REDAZIONE MILANO

Caso Uber, i rider escono dal processo milanese. Il risarcimento? Cinquemila euro a testa

Revocate le costituzioni come parti civili: cento fattorini sfruttati rinunciano a ulteriori indennizzi. Sotto processo la manager Gloria Bresciani, caporalato e lavoratori pagati tre euro all’ora a cottimo

Uber è uno dei colossi del delivery che da anni operano sulle strade di Milano

Uber è uno dei colossi del delivery che da anni operano sulle strade di Milano

Milano, 26 febbraio 2022 - Cinquemila euro a testa, per uscire dal processo milanese a carico della manager di Uber (sospesa) Gloria Bresciani accusata di caporalato e rinunciare quindi a ulteriori indennizzi. Un centinaio di rider, che si erano costituiti parti civili, hanno accettato risarcimenti per un totale di circa mezzo milione di euro messi sul tavolo dalla multinazionale del delivery. È quanto è emerso dall’udienza di ieri: già lo scorso ottobre, con la condanna con rito abbreviato per Giuseppe Moltini, uno dei responsabili delle società di intermediazione coinvolte, il gup Teresa De Pascale aveva convertito un sequestro da circa 500mila euro in contanti, disposto nelle indagini, in un risarcimento da 10mila euro a testa per i 44 fattorini per un totale di 440mila euro.
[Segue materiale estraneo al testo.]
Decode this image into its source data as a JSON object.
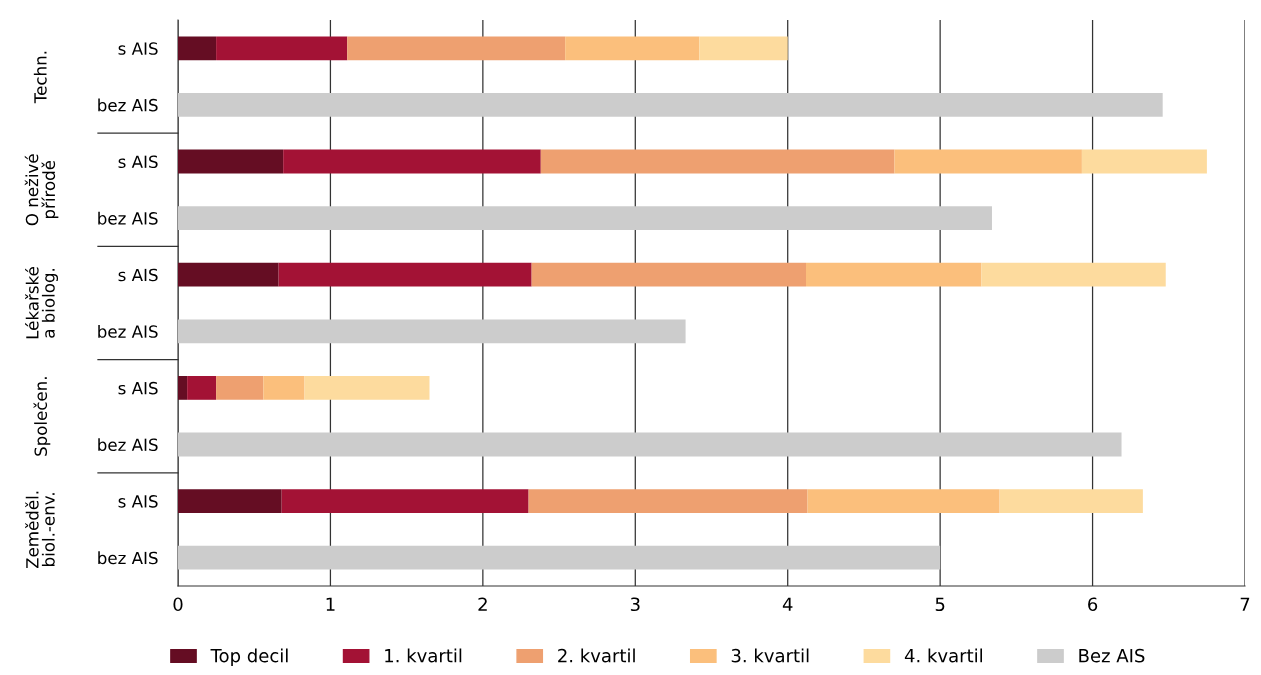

Ieri il giudice Mariolina Panasiti ha dato conto, infatti, che i circa 100 rider, rappresentati da una serie di legali, hanno revocato le costituzioni, uscendo quindi dal procedimento, dopo aver ottenuto i risarcimenti nel processo in cui è responsabile civile Uber Italy.

A seguito dell’indagine del pm Paolo Storari, il 29 maggio 2020, era stata commissariata la filiale italiana del colosso americano. Amministrazione giudiziaria poi revocata nel marzo 2021 dai giudici della Sezione misure di prevenzione dopo il riconoscimento del percorso 'virtuoso' intrapreso dalla società. Come emerso dall’inchiesta del Nucleo di polizia economico-finanziaria della Gdf di Milano, i rider venivano "pagati a cottimo 3 euro", "derubati" delle mance e "puniti" con decurtazione dei compensi se non stavano alle regole. Nel processo, al momento, restano parti civili la Cgil milanese.Il giudice ha dato atto, inoltre, che sono in corso trattative, come riferito dalle parti, anche tra il responsabile civile e i sindacati per arrivare eventualmente a concludere ulteriori accordi di risarcimento.
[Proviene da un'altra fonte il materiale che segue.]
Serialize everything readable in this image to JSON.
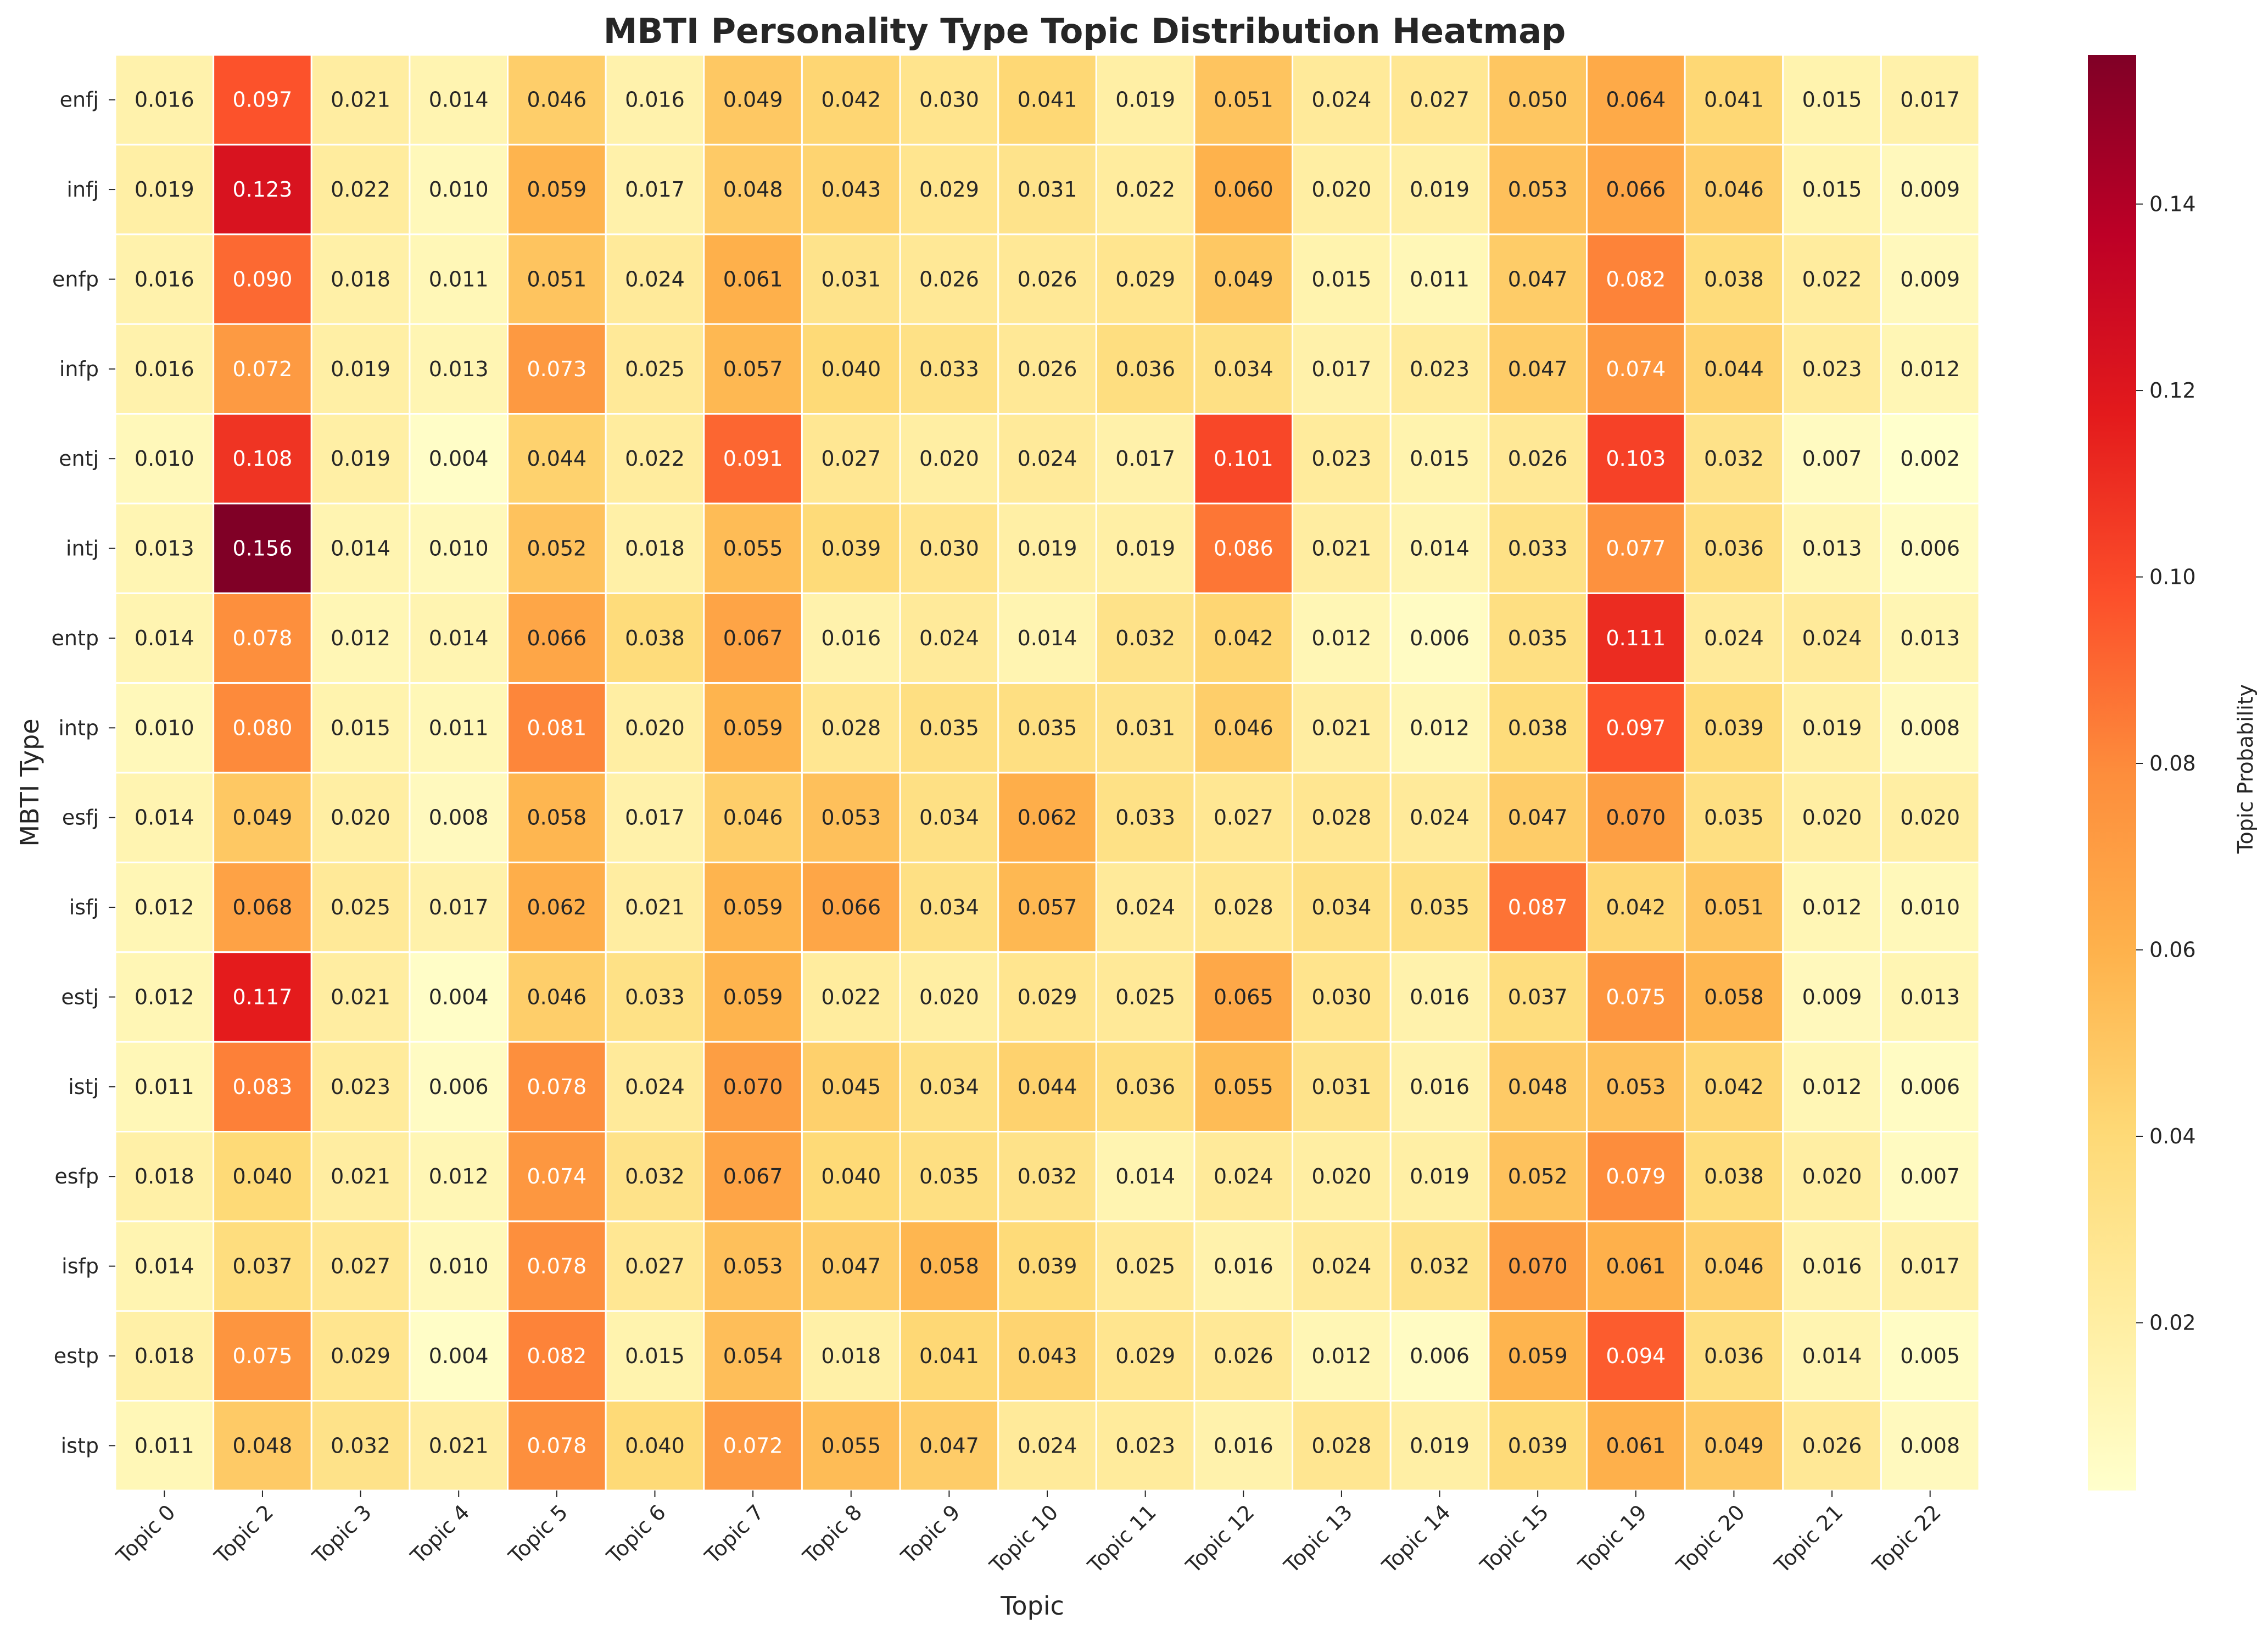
{
  "chart_data": {
    "type": "heatmap",
    "title": "MBTI Personality Type Topic Distribution Heatmap",
    "xlabel": "Topic",
    "ylabel": "MBTI Type",
    "colorbar_label": "Topic Probability",
    "colormap": "YlOrRd",
    "value_range": [
      0.002,
      0.156
    ],
    "colorbar_ticks": [
      "0.02",
      "0.04",
      "0.06",
      "0.08",
      "0.10",
      "0.12",
      "0.14"
    ],
    "x_categories": [
      "Topic 0",
      "Topic 2",
      "Topic 3",
      "Topic 4",
      "Topic 5",
      "Topic 6",
      "Topic 7",
      "Topic 8",
      "Topic 9",
      "Topic 10",
      "Topic 11",
      "Topic 12",
      "Topic 13",
      "Topic 14",
      "Topic 15",
      "Topic 19",
      "Topic 20",
      "Topic 21",
      "Topic 22"
    ],
    "y_categories": [
      "enfj",
      "infj",
      "enfp",
      "infp",
      "entj",
      "intj",
      "entp",
      "intp",
      "esfj",
      "isfj",
      "estj",
      "istj",
      "esfp",
      "isfp",
      "estp",
      "istp"
    ],
    "values": [
      [
        0.016,
        0.097,
        0.021,
        0.014,
        0.046,
        0.016,
        0.049,
        0.042,
        0.03,
        0.041,
        0.019,
        0.051,
        0.024,
        0.027,
        0.05,
        0.064,
        0.041,
        0.015,
        0.017
      ],
      [
        0.019,
        0.123,
        0.022,
        0.01,
        0.059,
        0.017,
        0.048,
        0.043,
        0.029,
        0.031,
        0.022,
        0.06,
        0.02,
        0.019,
        0.053,
        0.066,
        0.046,
        0.015,
        0.009
      ],
      [
        0.016,
        0.09,
        0.018,
        0.011,
        0.051,
        0.024,
        0.061,
        0.031,
        0.026,
        0.026,
        0.029,
        0.049,
        0.015,
        0.011,
        0.047,
        0.082,
        0.038,
        0.022,
        0.009
      ],
      [
        0.016,
        0.072,
        0.019,
        0.013,
        0.073,
        0.025,
        0.057,
        0.04,
        0.033,
        0.026,
        0.036,
        0.034,
        0.017,
        0.023,
        0.047,
        0.074,
        0.044,
        0.023,
        0.012
      ],
      [
        0.01,
        0.108,
        0.019,
        0.004,
        0.044,
        0.022,
        0.091,
        0.027,
        0.02,
        0.024,
        0.017,
        0.101,
        0.023,
        0.015,
        0.026,
        0.103,
        0.032,
        0.007,
        0.002
      ],
      [
        0.013,
        0.156,
        0.014,
        0.01,
        0.052,
        0.018,
        0.055,
        0.039,
        0.03,
        0.019,
        0.019,
        0.086,
        0.021,
        0.014,
        0.033,
        0.077,
        0.036,
        0.013,
        0.006
      ],
      [
        0.014,
        0.078,
        0.012,
        0.014,
        0.066,
        0.038,
        0.067,
        0.016,
        0.024,
        0.014,
        0.032,
        0.042,
        0.012,
        0.006,
        0.035,
        0.111,
        0.024,
        0.024,
        0.013
      ],
      [
        0.01,
        0.08,
        0.015,
        0.011,
        0.081,
        0.02,
        0.059,
        0.028,
        0.035,
        0.035,
        0.031,
        0.046,
        0.021,
        0.012,
        0.038,
        0.097,
        0.039,
        0.019,
        0.008
      ],
      [
        0.014,
        0.049,
        0.02,
        0.008,
        0.058,
        0.017,
        0.046,
        0.053,
        0.034,
        0.062,
        0.033,
        0.027,
        0.028,
        0.024,
        0.047,
        0.07,
        0.035,
        0.02,
        0.02
      ],
      [
        0.012,
        0.068,
        0.025,
        0.017,
        0.062,
        0.021,
        0.059,
        0.066,
        0.034,
        0.057,
        0.024,
        0.028,
        0.034,
        0.035,
        0.087,
        0.042,
        0.051,
        0.012,
        0.01
      ],
      [
        0.012,
        0.117,
        0.021,
        0.004,
        0.046,
        0.033,
        0.059,
        0.022,
        0.02,
        0.029,
        0.025,
        0.065,
        0.03,
        0.016,
        0.037,
        0.075,
        0.058,
        0.009,
        0.013
      ],
      [
        0.011,
        0.083,
        0.023,
        0.006,
        0.078,
        0.024,
        0.07,
        0.045,
        0.034,
        0.044,
        0.036,
        0.055,
        0.031,
        0.016,
        0.048,
        0.053,
        0.042,
        0.012,
        0.006
      ],
      [
        0.018,
        0.04,
        0.021,
        0.012,
        0.074,
        0.032,
        0.067,
        0.04,
        0.035,
        0.032,
        0.014,
        0.024,
        0.02,
        0.019,
        0.052,
        0.079,
        0.038,
        0.02,
        0.007
      ],
      [
        0.014,
        0.037,
        0.027,
        0.01,
        0.078,
        0.027,
        0.053,
        0.047,
        0.058,
        0.039,
        0.025,
        0.016,
        0.024,
        0.032,
        0.07,
        0.061,
        0.046,
        0.016,
        0.017
      ],
      [
        0.018,
        0.075,
        0.029,
        0.004,
        0.082,
        0.015,
        0.054,
        0.018,
        0.041,
        0.043,
        0.029,
        0.026,
        0.012,
        0.006,
        0.059,
        0.094,
        0.036,
        0.014,
        0.005
      ],
      [
        0.011,
        0.048,
        0.032,
        0.021,
        0.078,
        0.04,
        0.072,
        0.055,
        0.047,
        0.024,
        0.023,
        0.016,
        0.028,
        0.019,
        0.039,
        0.061,
        0.049,
        0.026,
        0.008
      ]
    ]
  }
}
I rider del servizio ‘Uber Eats’, come emerso dalle indagini, formalmente lavoravano per le società di intermediazione Frc e Flash Road City. Nella prossima udienza del processo (sono imputati anche la società Frc e una persona per reati fiscali), fissata per il 20 maggio, il pm convocherà in aula un teste di polizia giudiziaria per riassumere gli esiti delle indagini. Il giudice ha chiesto alle parti di cercare di ridurre il numero dei testimoni altrimenti, ha chiarito, "questo procedimento lo metterò in coda tra tre anni". E ciò perché alla nona sezione penale sono arrivati centinaia di fascicoli per maltrattamenti, stalking e violenze sessuali, procedimenti da "codice rosso" e che ovviamente devono avere la priorità. Accusa e difesa stanno valutando, dunque, la possibilità di acquisire direttamente i verbali dei rider già sentiti nelle indagini e così evitare una lunga 'sfilata' di lavoratori nel dibattimento e accorciare i tempi.